10. Next we create a tf.Session () to run the graph
with tf.Session() as sess:
We initialize all the variables before we use them
init = tf.initialize_all_variables()
Then we run the session
sess.run(init)
For every training loop we are going to provide the same input and expected output data
INPUT_TRAIN = np.array([[0, 0], [0, 1], [1, 0], [1, 1]])
OUTPUT_TRAIN = np.array([[1, 0], [0, 1], [0, 1], [1, 0]])

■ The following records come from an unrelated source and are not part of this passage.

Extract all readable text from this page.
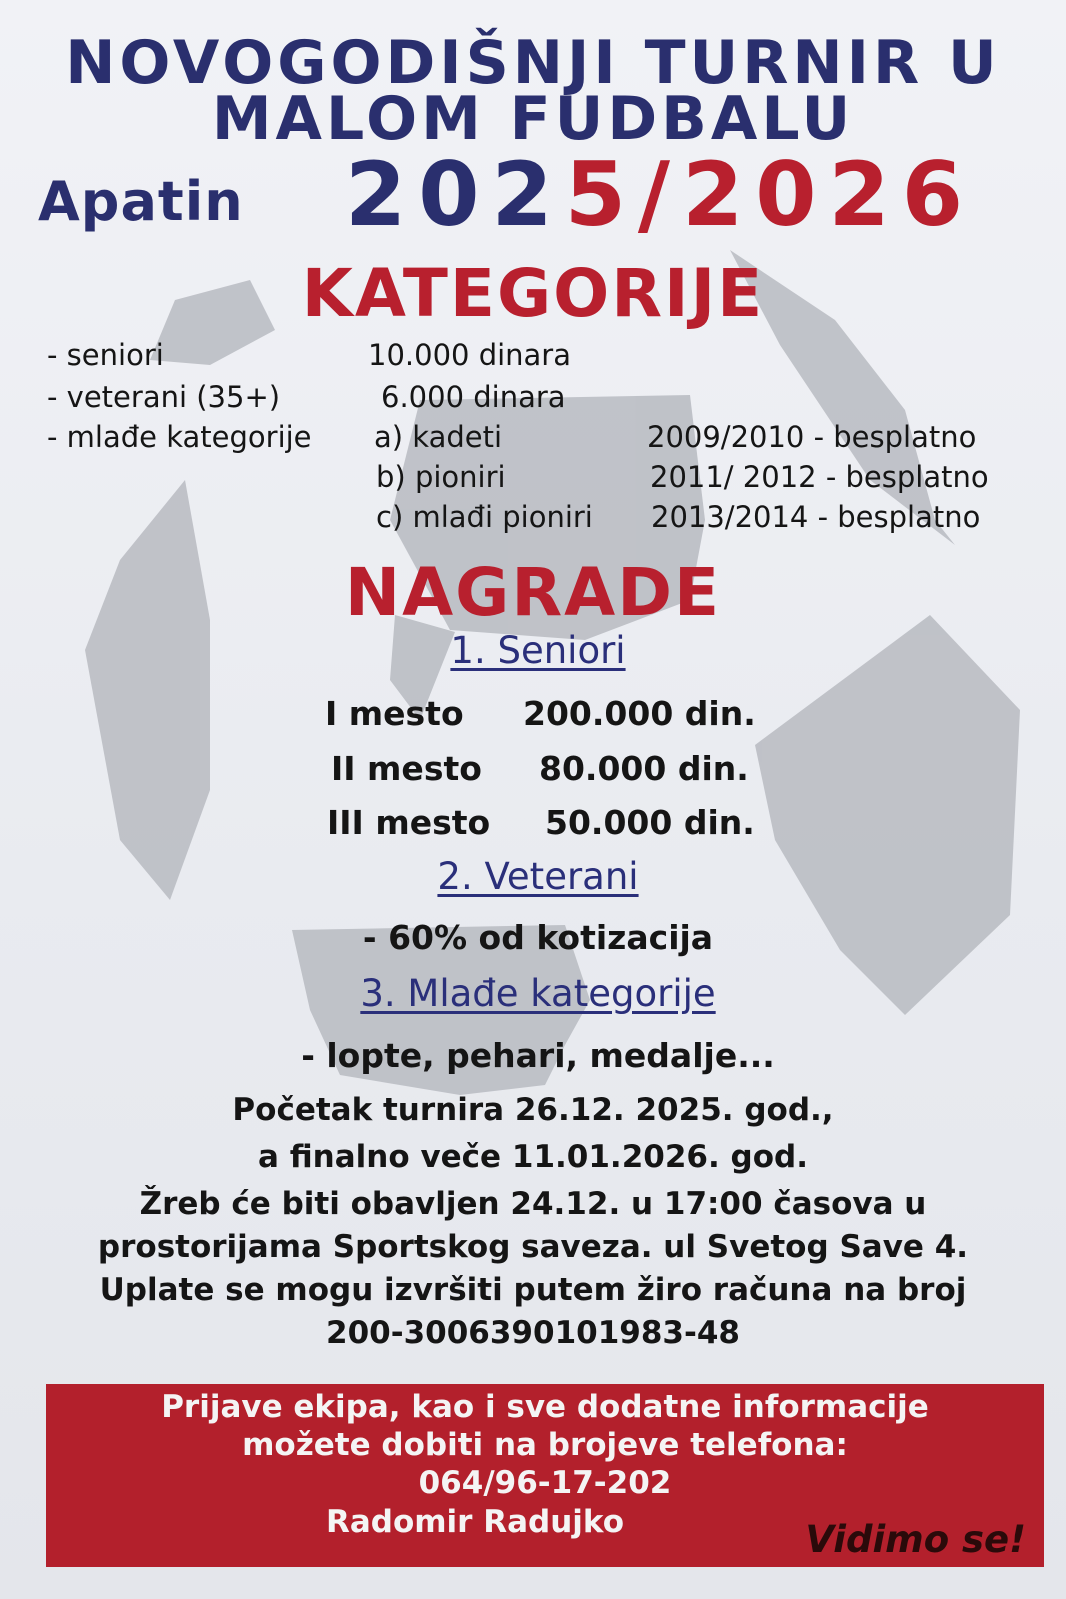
NOVOGODIŠNJI TURNIR U
MALOM FUDBALU
Apatin 2025/2026
KATEGORIJE
- seniori	10.000 dinara
- veterani (35+)	6.000 dinara
- mlađe kategorije a) kadeti	2009/2010 - besplatno
b) pioniri	2011/ 2012 - besplatno
c) mlađi pioniri 2013/2014 - besplatno
NAGRADE
1. Seniori
I mesto 200.000 din.
II mesto 80.000 din.
III mesto 50.000 din.
2. Veterani
- 60% od kotizacija
3. Mlađe kategorije
- lopte, pehari, medalje...
Početak turnira 26.12. 2025. god.,
a finalno veče 11.01.2026. god.
Žreb će biti obavljen 24.12. u 17:00 časova u
prostorijama Sportskog saveza. ul Svetog Save 4.
Uplate se mogu izvršiti putem žiro računa na broj
200-3006390101983-48
Prijave ekipa, kao i sve dodatne informacije
možete dobiti na brojeve telefona:
064/96-17-202
Radomir Radujko	Vidimo se!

We need to create a python dictionary object with placeholders as keys and feed tensors as values
feed_dict = {
inputs_placeholder: INPUT_TRAIN,
labels_placeholder: OUTPUT_TRAIN,
}

This is passed into the sess.run() function's feed_dict parameter to provide the input examples for this step of training.
The following code fetch two values [train_step, loss] in its run call. Because there are two values to fetch, sess.run() returns a tuple with two items. We also print the loss and outputs every 100 steps.

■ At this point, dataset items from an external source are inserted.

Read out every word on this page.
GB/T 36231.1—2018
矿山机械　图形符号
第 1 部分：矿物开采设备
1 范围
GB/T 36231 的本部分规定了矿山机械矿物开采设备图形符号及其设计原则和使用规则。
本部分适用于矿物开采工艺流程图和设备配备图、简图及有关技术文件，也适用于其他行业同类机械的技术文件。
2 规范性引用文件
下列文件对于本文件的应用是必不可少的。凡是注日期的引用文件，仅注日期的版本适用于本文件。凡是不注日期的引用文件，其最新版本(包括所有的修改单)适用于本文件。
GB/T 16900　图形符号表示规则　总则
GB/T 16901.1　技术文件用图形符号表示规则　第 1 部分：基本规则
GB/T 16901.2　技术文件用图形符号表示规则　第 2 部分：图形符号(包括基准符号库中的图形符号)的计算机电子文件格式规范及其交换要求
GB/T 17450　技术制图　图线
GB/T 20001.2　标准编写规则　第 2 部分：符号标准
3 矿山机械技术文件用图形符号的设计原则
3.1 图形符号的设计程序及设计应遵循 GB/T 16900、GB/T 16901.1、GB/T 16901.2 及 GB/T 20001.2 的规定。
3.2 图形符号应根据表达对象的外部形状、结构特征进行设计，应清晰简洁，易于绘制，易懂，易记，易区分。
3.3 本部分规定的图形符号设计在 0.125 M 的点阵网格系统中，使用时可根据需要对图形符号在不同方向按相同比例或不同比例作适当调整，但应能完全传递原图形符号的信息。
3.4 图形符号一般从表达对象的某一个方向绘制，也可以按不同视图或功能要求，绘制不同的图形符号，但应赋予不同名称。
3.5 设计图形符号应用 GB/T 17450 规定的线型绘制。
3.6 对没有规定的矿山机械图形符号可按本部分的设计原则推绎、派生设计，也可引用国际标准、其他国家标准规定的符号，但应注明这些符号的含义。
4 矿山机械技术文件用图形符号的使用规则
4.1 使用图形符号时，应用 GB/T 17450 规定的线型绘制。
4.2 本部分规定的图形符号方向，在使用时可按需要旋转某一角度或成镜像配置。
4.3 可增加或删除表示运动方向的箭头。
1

for step in xrange(MAX_STEPS)
  loss_val = sess.run([train_step, loss], feed_dict)
  if step % 100 == 0:
   print "Step:", step, "loss: ", loss_val
   for input_value in INPUT_TRAIN:
     print input_value, sess.run(y, 
     feed_dict={inputs_placeholder: [input_value]})

11. When you run Tensorflow, on the 4900th step you will get a similar output as shown
[0 1] [[ 0.99858057 0.00141946]]
[0 1] [[ 0.00187515 0.9981249]]
[1 0] [[ 0.00128779 0.99871218]]
[1 1] [[ 0.99883229 0.00116773]]
12. The following points should be noted:
  • You will need to experiment with Tensorflow to create an optimized code. Play around with HIDDEN_COUNT, LEARNING_RATE AND MAX_STEPS
  • You can use variety of activation functions and increase the number of hidden nodes to make your program efficient and faster.